Patent enforcement and Infringement of patents

Infringement of a patent is the violation of the exclusive rights of the patentee.

Determination of infringement depends on the scope of exclusive rights of the patentee, whether the infringer’s acts amount to making, using, selling or distributing a product or using a method and if in fact the acts amount to an infringement. The burden of proof is on the patent owner for proving infringement. 

Defenses

The defendant in a suit for infringement may plead one or more defenses. He can claim the patent owner is not entitled to sue for infringement or deny any infringement.  Any leave or license express or implied to use the invention does not amount to infringement and where infringement is invalid on certain grounds.

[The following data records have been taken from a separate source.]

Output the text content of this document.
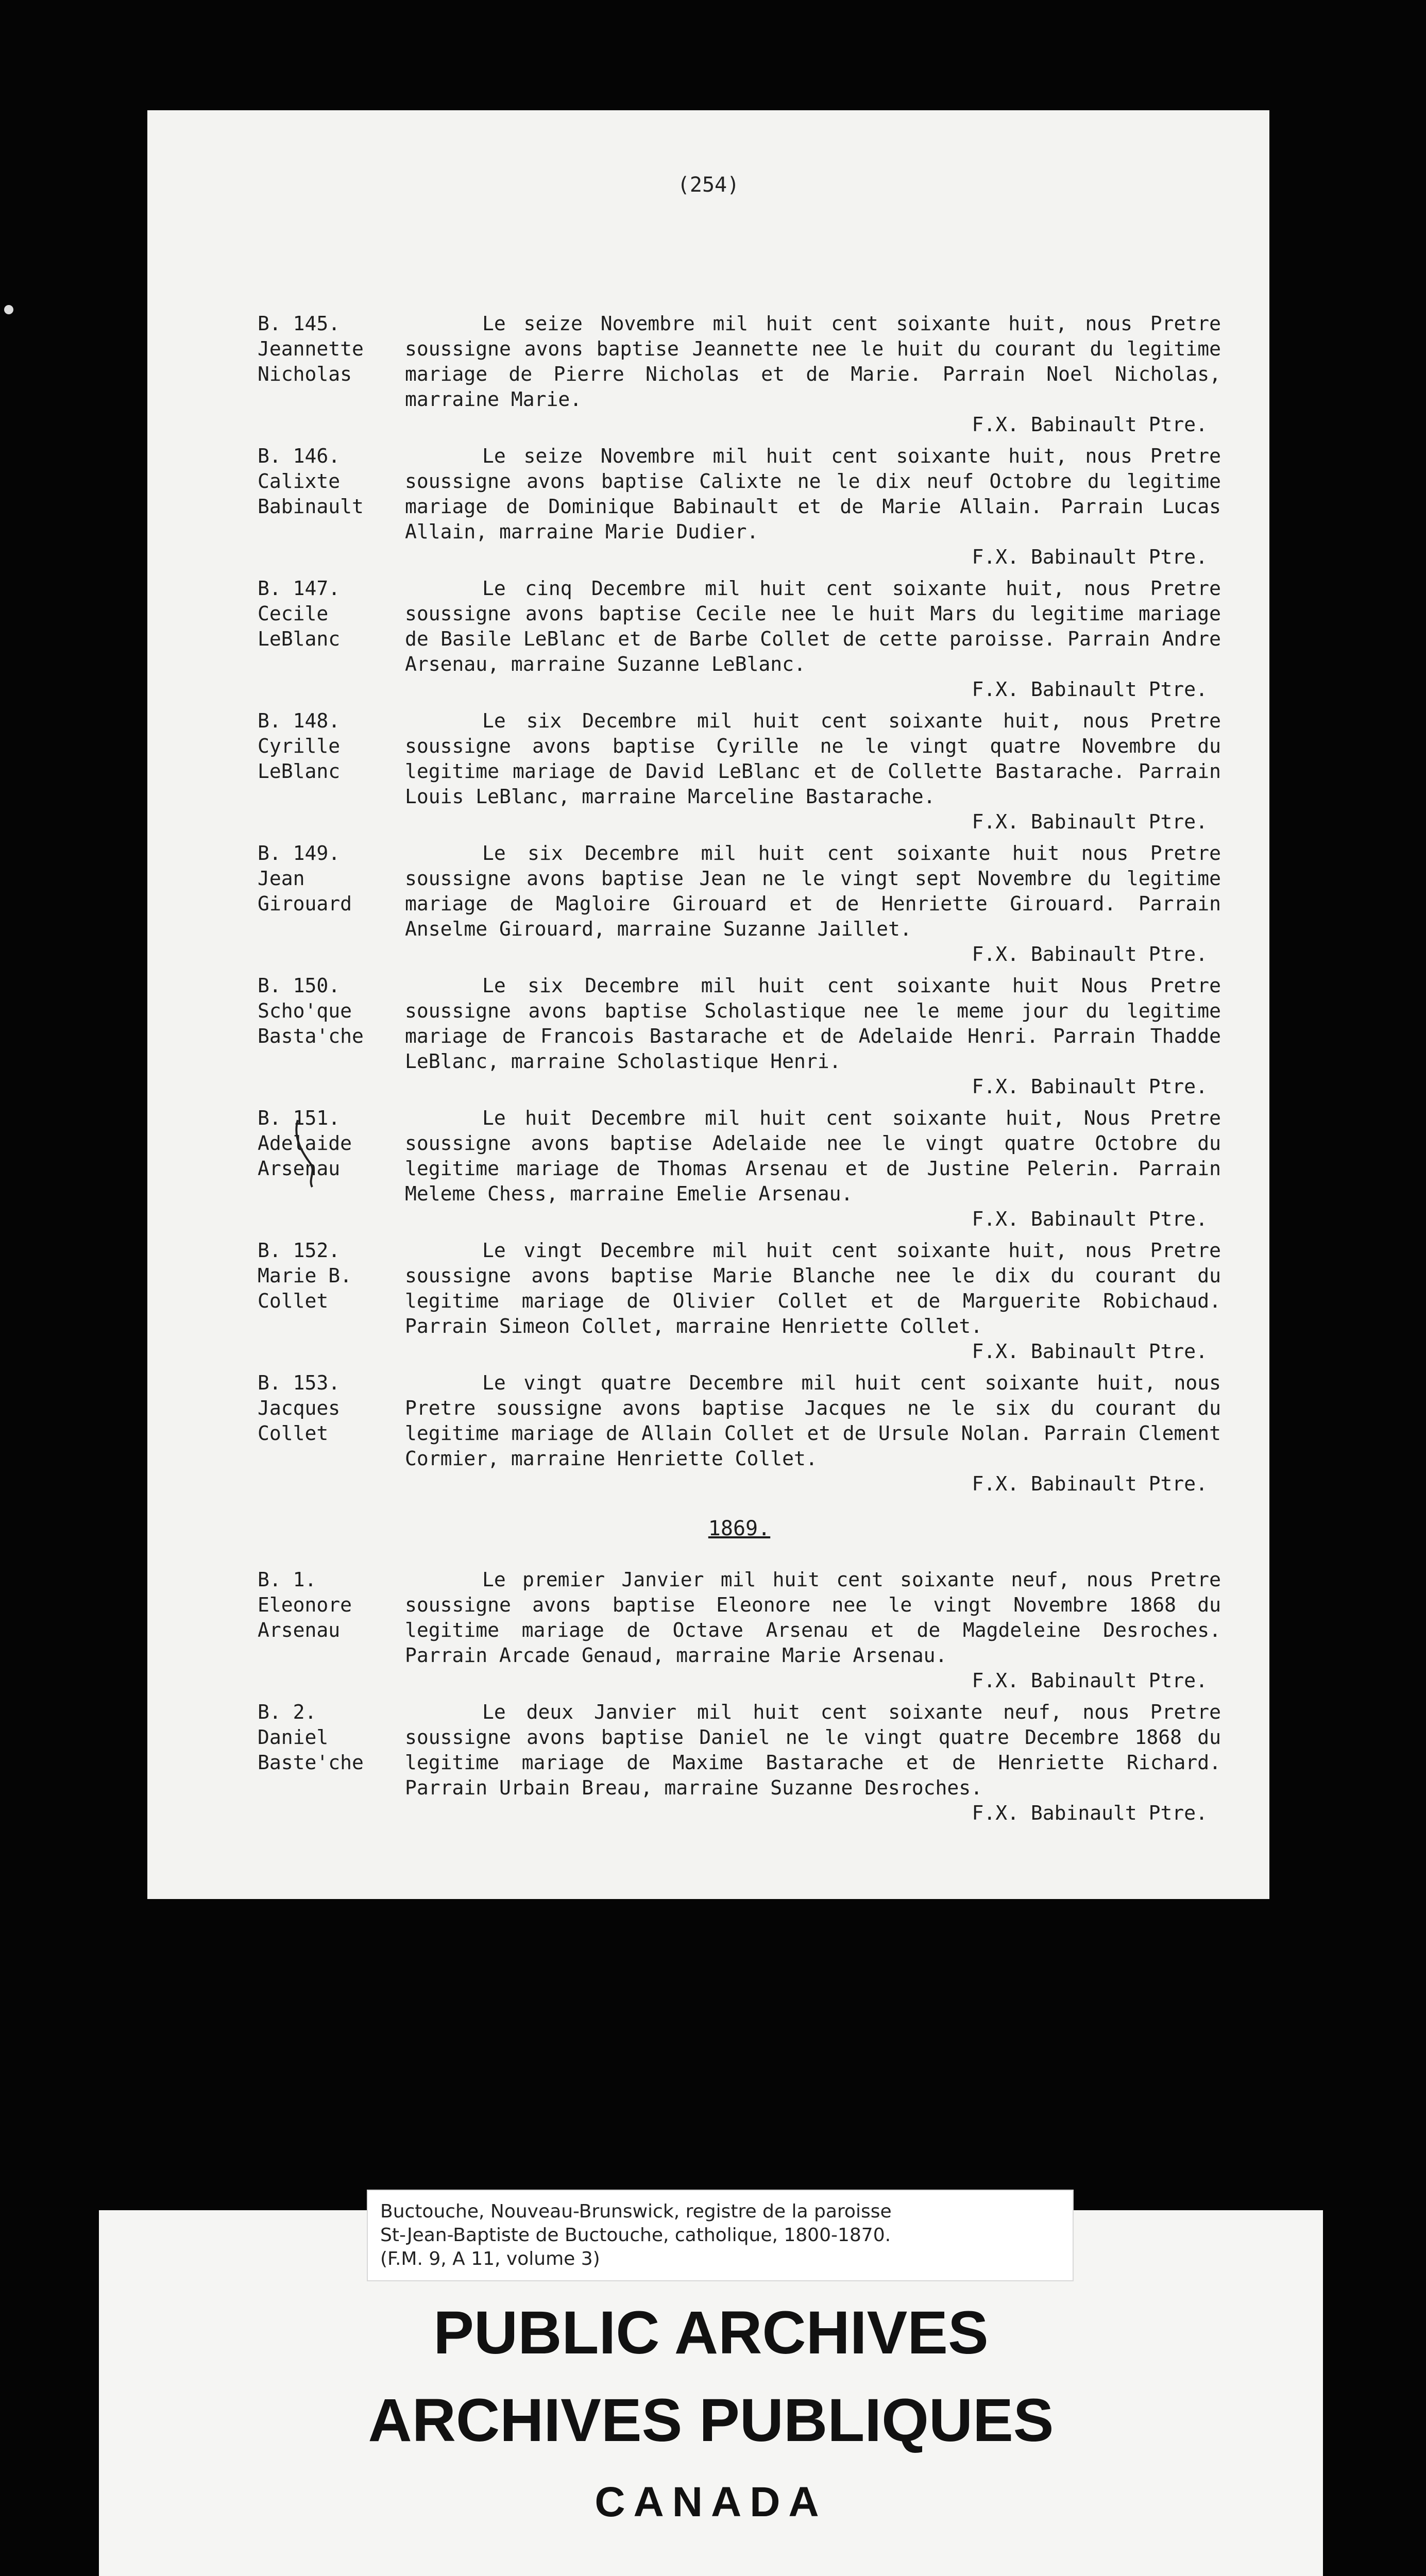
(254)
B. 145.
Jeannette
Nicholas
Le seize Novembre mil huit cent soixante huit, nous Pretre soussigne avons baptise Jeannette nee le huit du courant du legitime mariage de Pierre Nicholas et de Marie. Parrain Noel Nicholas, marraine Marie.
F.X. Babinault Ptre.
B. 146.
Calixte
Babinault
Le seize Novembre mil huit cent soixante huit, nous Pretre soussigne avons baptise Calixte ne le dix neuf Octobre du legitime mariage de Dominique Babinault et de Marie Allain. Parrain Lucas Allain, marraine Marie Dudier.
F.X. Babinault Ptre.
B. 147.
Cecile
LeBlanc
Le cinq Decembre mil huit cent soixante huit, nous Pretre soussigne avons baptise Cecile nee le huit Mars du legitime mariage de Basile LeBlanc et de Barbe Collet de cette paroisse. Parrain Andre Arsenau, marraine Suzanne LeBlanc.
F.X. Babinault Ptre.
B. 148.
Cyrille
LeBlanc
Le six Decembre mil huit cent soixante huit, nous Pretre soussigne avons baptise Cyrille ne le vingt quatre Novembre du legitime mariage de David LeBlanc et de Collette Bastarache. Parrain Louis LeBlanc, marraine Marceline Bastarache.
F.X. Babinault Ptre.
B. 149.
Jean
Girouard
Le six Decembre mil huit cent soixante huit nous Pretre soussigne avons baptise Jean ne le vingt sept Novembre du legitime mariage de Magloire Girouard et de Henriette Girouard. Parrain Anselme Girouard, marraine Suzanne Jaillet.
F.X. Babinault Ptre.
B. 150.
Scho'que
Basta'che
Le six Decembre mil huit cent soixante huit Nous Pretre soussigne avons baptise Scholastique nee le meme jour du legitime mariage de Francois Bastarache et de Adelaide Henri. Parrain Thadde LeBlanc, marraine Scholastique Henri.
F.X. Babinault Ptre.
B. 151.
Adelaide
Arsenau
Le huit Decembre mil huit cent soixante huit, Nous Pretre soussigne avons baptise Adelaide nee le vingt quatre Octobre du legitime mariage de Thomas Arsenau et de Justine Pelerin. Parrain Meleme Chess, marraine Emelie Arsenau.
F.X. Babinault Ptre.
B. 152.
Marie B.
Collet
Le vingt Decembre mil huit cent soixante huit, nous Pretre soussigne avons baptise Marie Blanche nee le dix du courant du legitime mariage de Olivier Collet et de Marguerite Robichaud. Parrain Simeon Collet, marraine Henriette Collet.
F.X. Babinault Ptre.
B. 153.
Jacques
Collet
Le vingt quatre Decembre mil huit cent soixante huit, nous Pretre soussigne avons baptise Jacques ne le six du courant du legitime mariage de Allain Collet et de Ursule Nolan. Parrain Clement Cormier, marraine Henriette Collet.
F.X. Babinault Ptre.
1869.
B. 1.
Eleonore
Arsenau
Le premier Janvier mil huit cent soixante neuf, nous Pretre soussigne avons baptise Eleonore nee le vingt Novembre 1868 du legitime mariage de Octave Arsenau et de Magdeleine Desroches. Parrain Arcade Genaud, marraine Marie Arsenau.
F.X. Babinault Ptre.
B. 2.
Daniel
Baste'che
Le deux Janvier mil huit cent soixante neuf, nous Pretre soussigne avons baptise Daniel ne le vingt quatre Decembre 1868 du legitime mariage de Maxime Bastarache et de Henriette Richard. Parrain Urbain Breau, marraine Suzanne Desroches.
F.X. Babinault Ptre.
Buctouche, Nouveau-Brunswick, registre de la paroisse
St-Jean-Baptiste de Buctouche, catholique, 1800-1870.
(F.M. 9, A 11, volume 3)
PUBLIC ARCHIVES
ARCHIVES PUBLIQUES
CANADA
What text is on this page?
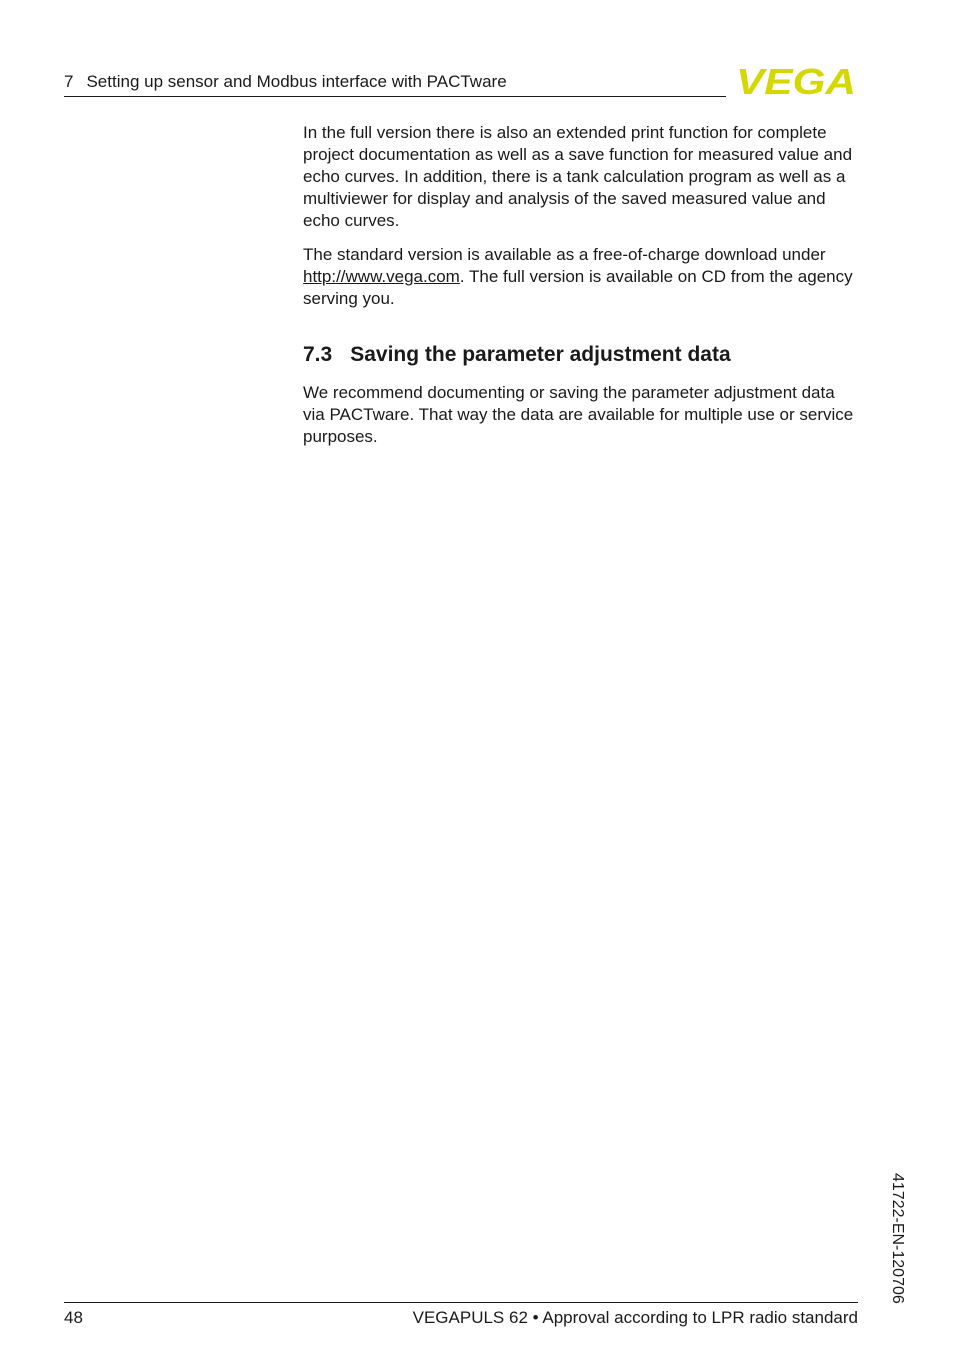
7 Setting up sensor and Modbus interface with PACTware	VEGA

In the full version there is also an extended print function for complete project documentation as well as a save function for measured value and echo curves. In addition, there is a tank calculation program as well as a multiviewer for display and analysis of the saved measured value and echo curves.

The standard version is available as a free-of-charge download under http://www.vega.com. The full version is available on CD from the agency serving you.

7.3 Saving the parameter adjustment data

We recommend documenting or saving the parameter adjustment data via PACTware. That way the data are available for multiple use or service purposes.

41722-EN-120706
48	VEGAPULS 62 • Approval according to LPR radio standard
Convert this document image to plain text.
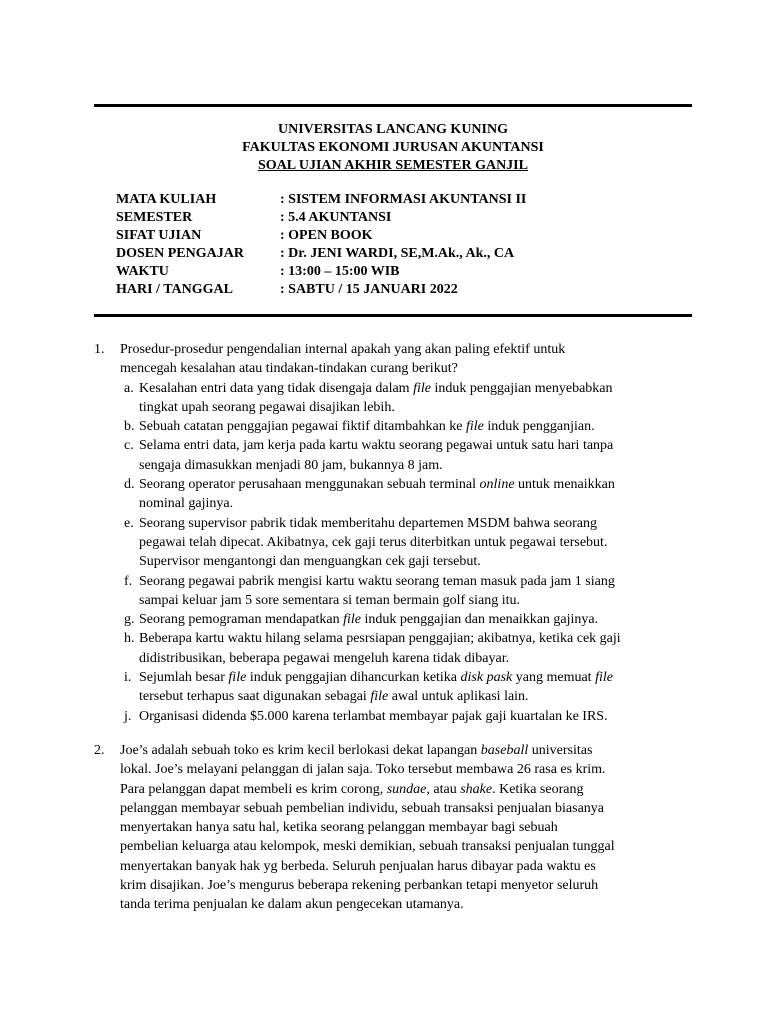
UNIVERSITAS LANCANG KUNING
FAKULTAS EKONOMI JURUSAN AKUNTANSI
SOAL UJIAN AKHIR SEMESTER GANJIL
MATA KULIAH	: SISTEM INFORMASI AKUNTANSI II
SEMESTER	: 5.4 AKUNTANSI
SIFAT UJIAN	: OPEN BOOK
DOSEN PENGAJAR	: Dr. JENI WARDI, SE,M.Ak., Ak., CA
WAKTU	: 13:00 – 15:00 WIB
HARI / TANGGAL	: SABTU / 15 JANUARI 2022
1.	Prosedur-prosedur pengendalian internal apakah yang akan paling efektif untuk
mencegah kesalahan atau tindakan-tindakan curang berikut?
a. Kesalahan entri data yang tidak disengaja dalam file induk penggajian menyebabkan
tingkat upah seorang pegawai disajikan lebih.
b. Sebuah catatan penggajian pegawai fiktif ditambahkan ke file induk pengganjian.
c. Selama entri data, jam kerja pada kartu waktu seorang pegawai untuk satu hari tanpa
sengaja dimasukkan menjadi 80 jam, bukannya 8 jam.
d. Seorang operator perusahaan menggunakan sebuah terminal online untuk menaikkan
nominal gajinya.
e. Seorang supervisor pabrik tidak memberitahu departemen MSDM bahwa seorang
pegawai telah dipecat. Akibatnya, cek gaji terus diterbitkan untuk pegawai tersebut.
Supervisor mengantongi dan menguangkan cek gaji tersebut.
f. Seorang pegawai pabrik mengisi kartu waktu seorang teman masuk pada jam 1 siang
sampai keluar jam 5 sore sementara si teman bermain golf siang itu.
g. Seorang pemograman mendapatkan file induk penggajian dan menaikkan gajinya.
h. Beberapa kartu waktu hilang selama pesrsiapan penggajian; akibatnya, ketika cek gaji
didistribusikan, beberapa pegawai mengeluh karena tidak dibayar.
i. Sejumlah besar file induk penggajian dihancurkan ketika disk pask yang memuat file
tersebut terhapus saat digunakan sebagai file awal untuk aplikasi lain.
j. Organisasi didenda $5.000 karena terlambat membayar pajak gaji kuartalan ke IRS.
2.	Joe’s adalah sebuah toko es krim kecil berlokasi dekat lapangan baseball universitas
lokal. Joe’s melayani pelanggan di jalan saja. Toko tersebut membawa 26 rasa es krim.
Para pelanggan dapat membeli es krim corong, sundae, atau shake. Ketika seorang
pelanggan membayar sebuah pembelian individu, sebuah transaksi penjualan biasanya
menyertakan hanya satu hal, ketika seorang pelanggan membayar bagi sebuah
pembelian keluarga atau kelompok, meski demikian, sebuah transaksi penjualan tunggal
menyertakan banyak hak yg berbeda. Seluruh penjualan harus dibayar pada waktu es
krim disajikan. Joe’s mengurus beberapa rekening perbankan tetapi menyetor seluruh
tanda terima penjualan ke dalam akun pengecekan utamanya.
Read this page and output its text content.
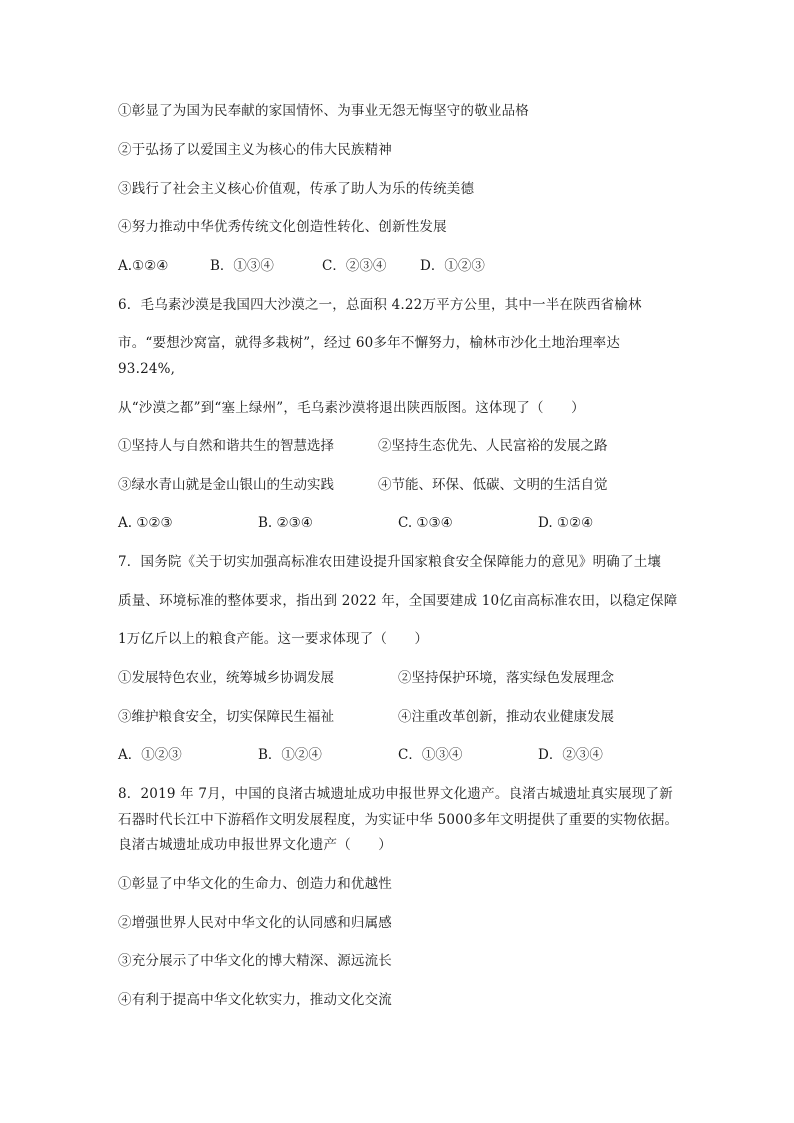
①彰显了为国为民奉献的家国情怀、为事业无怨无悔坚守的敬业品格
②于弘扬了以爱国主义为核心的伟大民族精神
③践行了社会主义核心价值观，传承了助人为乐的传统美德
④努力推动中华优秀传统文化创造性转化、创新性发展
A.①②④	B．①③④	C．②③④ D．①②③
6．毛乌素沙漠是我国四大沙漠之一，总面积 4.22万平方公里，其中一半在陕西省榆林
市。“要想沙窝富，就得多栽树”，经过 60多年不懈努力，榆林市沙化土地治理率达
93.24%,
从“沙漠之都”到“塞上绿州”，毛乌素沙漠将退出陕西版图。这体现了（　　）
①坚持人与自然和谐共生的智慧选择	②坚持生态优先、人民富裕的发展之路
③绿水青山就是金山银山的生动实践	④节能、环保、低碳、文明的生活自觉
A. ①②③	B. ②③④	C. ①③④	D. ①②④
7．国务院《关于切实加强高标准农田建设提升国家粮食安全保障能力的意见》明确了土壤
质量、环境标准的整体要求，指出到 2022 年，全国要建成 10亿亩高标准农田，以稳定保障
1万亿斤以上的粮食产能。这一要求体现了（　　）
①发展特色农业，统筹城乡协调发展	②坚持保护环境，落实绿色发展理念
③维护粮食安全，切实保障民生福祉	④注重改革创新，推动农业健康发展
A．①②③	B．①②④	C．①③④	D．②③④
8．2019 年 7月，中国的良渚古城遗址成功申报世界文化遗产。良渚古城遗址真实展现了新
石器时代长江中下游稻作文明发展程度，为实证中华 5000多年文明提供了重要的实物依据。
良渚古城遗址成功申报世界文化遗产（　　）
①彰显了中华文化的生命力、创造力和优越性
②增强世界人民对中华文化的认同感和归属感
③充分展示了中华文化的博大精深、源远流长
④有利于提高中华文化软实力，推动文化交流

Acts done in connection with government use, experiment, research, education and falling within the scope of innocent infringement or done after failure to pay renewal fee or before the date of amendment of the specification do not amount to infringement. A defendant may also counter claim for revocation of patent.

Remedies

Injunctions act as a preventive relief to the patentees. The patent owner at the start of a trial can request for an interim injunction in order to restrain the infringer from continuing the infringement to prevent further losses. Permanent injunction is given based on the merits of the case at the end of the trial. A patent owner is entitled to the relief of damages as compensation to the patentee and not punishment to the infringer. The patent owner may also opt for the account of profits where he has to prove use of invention and the amount of profit derived from such illegal use.